Selamün aleyküm,
Sevgili blogcum, ilk göz ağrım ne haberler var sende?
Bloga ilk yazı yazılalı dört yıldan fazla zaman oldu. Yazmadım diye seni unuttum sanma. Ne de çabuk geçti yıllar. Az değil dört yıl. Dile kolay. Ömrümüz geçiyor blogcum, ömrümüz. Senin de bir ömrün var bu yüzden söylediğim şaşırtmasın seni. Geçip gitmesi üzmüyor beni. Elbette geçecek, ya geçmeseydi?
Ama nasıl geçiyor, nasıl bitiyor, nerede geçiyor? Ben sormasam, sen sormasan da bir soran olmayacak mı? Olacak elbette. Sana da bana da sorulacak. Söyle bakalım o zaman ne diyeceksin? Peki ben ne diyeceğim? Olmuyor işte, bazı cevapların provası, ezberi olmuyor.
İşte sırf bu yüzden parmaklarımın ucundan çevirdiğim çok cümle oldu. Yazdım sildim diyemem, yazmadan sildim onları. O gün seni aleyhime şahit olarak görmemek için.
Sonra zaten bir de ben biraz değiştim sanırım. Seni açarken ki duygularım da düşüncelerim de arkadaşlarım da yanımda değil. Buna büyümek mi deniyor? Şikayet ya da dert yanmak için yazmadım.
Tüm bunların yanında en önemli gerekçem: Dağılmak. En uygun kelime bu mu tam olarak bilemiyorum. Bunu sana biraz açmaya çalışacağım.
Genelde bizler bizim için çizilmiş yollarda topluca ilerlemekten güven duyarız. Yeni bir yola sapmak, tek kalmak, ürkütücü ve biraz korkutucu.

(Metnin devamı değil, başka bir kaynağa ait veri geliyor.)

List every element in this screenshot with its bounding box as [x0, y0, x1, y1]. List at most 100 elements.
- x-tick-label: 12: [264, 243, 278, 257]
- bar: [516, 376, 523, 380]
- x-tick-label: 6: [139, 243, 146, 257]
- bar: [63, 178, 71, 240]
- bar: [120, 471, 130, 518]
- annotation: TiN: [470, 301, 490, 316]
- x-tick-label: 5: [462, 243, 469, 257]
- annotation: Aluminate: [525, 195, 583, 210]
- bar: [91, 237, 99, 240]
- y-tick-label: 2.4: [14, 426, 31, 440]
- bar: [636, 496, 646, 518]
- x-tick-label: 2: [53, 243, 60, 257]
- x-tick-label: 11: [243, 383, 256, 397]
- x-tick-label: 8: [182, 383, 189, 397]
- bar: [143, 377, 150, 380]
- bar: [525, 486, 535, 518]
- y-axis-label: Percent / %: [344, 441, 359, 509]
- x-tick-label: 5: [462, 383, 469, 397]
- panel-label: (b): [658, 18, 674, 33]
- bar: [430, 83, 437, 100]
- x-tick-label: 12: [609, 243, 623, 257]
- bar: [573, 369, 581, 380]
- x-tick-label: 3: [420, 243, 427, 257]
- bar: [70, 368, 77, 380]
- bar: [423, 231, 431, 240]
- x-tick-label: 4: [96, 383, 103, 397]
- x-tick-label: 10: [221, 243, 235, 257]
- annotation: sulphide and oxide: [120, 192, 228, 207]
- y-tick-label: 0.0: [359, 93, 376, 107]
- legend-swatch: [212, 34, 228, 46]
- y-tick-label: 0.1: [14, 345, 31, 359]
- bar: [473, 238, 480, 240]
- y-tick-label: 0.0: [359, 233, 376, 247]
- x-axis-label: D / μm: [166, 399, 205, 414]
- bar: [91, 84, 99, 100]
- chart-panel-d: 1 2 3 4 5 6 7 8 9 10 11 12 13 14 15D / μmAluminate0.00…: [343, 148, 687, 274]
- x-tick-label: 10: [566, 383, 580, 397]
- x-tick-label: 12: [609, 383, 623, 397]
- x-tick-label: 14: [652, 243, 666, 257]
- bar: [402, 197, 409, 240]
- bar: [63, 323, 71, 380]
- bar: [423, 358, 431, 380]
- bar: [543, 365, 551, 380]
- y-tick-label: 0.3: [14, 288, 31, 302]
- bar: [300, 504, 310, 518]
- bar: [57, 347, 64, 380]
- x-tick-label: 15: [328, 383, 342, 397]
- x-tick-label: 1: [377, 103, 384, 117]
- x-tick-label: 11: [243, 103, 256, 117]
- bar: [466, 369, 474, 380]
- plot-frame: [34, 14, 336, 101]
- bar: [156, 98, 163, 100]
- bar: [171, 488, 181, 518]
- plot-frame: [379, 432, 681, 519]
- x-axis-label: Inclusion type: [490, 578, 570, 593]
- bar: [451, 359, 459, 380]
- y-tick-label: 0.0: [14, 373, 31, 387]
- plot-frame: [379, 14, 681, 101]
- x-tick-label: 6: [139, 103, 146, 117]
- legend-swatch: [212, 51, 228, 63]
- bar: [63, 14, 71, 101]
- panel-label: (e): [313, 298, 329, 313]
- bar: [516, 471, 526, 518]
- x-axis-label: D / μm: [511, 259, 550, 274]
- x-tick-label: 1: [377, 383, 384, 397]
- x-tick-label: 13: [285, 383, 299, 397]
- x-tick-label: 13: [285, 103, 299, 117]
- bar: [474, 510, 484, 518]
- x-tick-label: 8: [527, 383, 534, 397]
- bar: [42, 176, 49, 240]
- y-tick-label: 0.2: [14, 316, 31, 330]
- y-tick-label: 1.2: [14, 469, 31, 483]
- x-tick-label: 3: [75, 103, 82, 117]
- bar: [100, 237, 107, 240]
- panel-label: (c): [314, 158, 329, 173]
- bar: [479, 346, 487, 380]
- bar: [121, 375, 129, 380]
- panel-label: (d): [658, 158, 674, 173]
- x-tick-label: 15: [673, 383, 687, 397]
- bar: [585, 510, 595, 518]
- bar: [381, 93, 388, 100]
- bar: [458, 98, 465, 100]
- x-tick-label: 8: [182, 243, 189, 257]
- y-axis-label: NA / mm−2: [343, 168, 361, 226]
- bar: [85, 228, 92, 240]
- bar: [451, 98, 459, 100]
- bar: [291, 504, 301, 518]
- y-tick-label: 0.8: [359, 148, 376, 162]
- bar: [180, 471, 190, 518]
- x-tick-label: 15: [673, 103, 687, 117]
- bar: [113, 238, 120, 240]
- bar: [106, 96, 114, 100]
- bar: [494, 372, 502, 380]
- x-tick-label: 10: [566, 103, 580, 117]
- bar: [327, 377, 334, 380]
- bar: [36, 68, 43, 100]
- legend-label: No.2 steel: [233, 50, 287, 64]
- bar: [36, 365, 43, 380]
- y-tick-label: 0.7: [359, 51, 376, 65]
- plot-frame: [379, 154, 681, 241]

İşte ben ilk yol ayrımında ana yoldan ayrılalı 7 yıl oldu. Burada ilerlerken başka bir yola gireliyse 2 yıl. Şimdiyse bambaşka bir yola saptım. Bu kadar çok gruptan ayrılmak, yeni yollara girmek; rehbersiz ve de beş parasız üstelik dil bilmeden dünya turuna çıkmak gibi. İnsan gittiği her yerden bir şey alır ve orada bir şey bırakır. Eğer yeterince güçlü değilse, aldığı ve bıraktığı parçaları iyi organize edemezse… Dağılır.
Neden anayoldan bu kadar uzaklaştın, kaçtın dersen o mesele çok derin blogcum nefesimi o kadar uzun tutamıyorum.
Yine de dağılmak güzel. Zarifoğlu diyor ya “Düştümse Sana bakarken düştüm.” O kadar iddialı değilim, benim gözüm kesin kaymıştır ama ben de nazire yapayım. Dağıldıysam Sana yürürken dağıldım.
İşte blogcum, yeni bir yola giriyorum, girdim de. Bu defa parasızım ve dil bilmiyorum ama yolun sonunda ışık var. Tünelin çıkışı mı üzerime gelen kamyon mu paradoksuna girmeden diyebilirim ki bu sefer ki kaçış değil.
Kaçmak, erkekliğin onda dokuzuymuş. Onu erkekler düşünsün. Kaçanın anası ağlamazmış. Ağlamak güzel bir terapi, ağlasa daha iyi yani.
Kısacası blogcum, yolların uzağından sana sesim ulaşmadığından yazmadım, yazamadım bazı zamanlar. Ama seni unutmadım. Bu blogu niye açtığımı unuttum ama seni unutmadım.
Kabul, buralara pek yazasım gelmiyor. Bilemiyorum yeni ufuklara mı yelken açmalı? Lütfen, darılma. Ya hep ya hiç mi?
Son olarak, dua et blogcum dua. Duasız kalmamamız için dua. Allah’a emanet ol.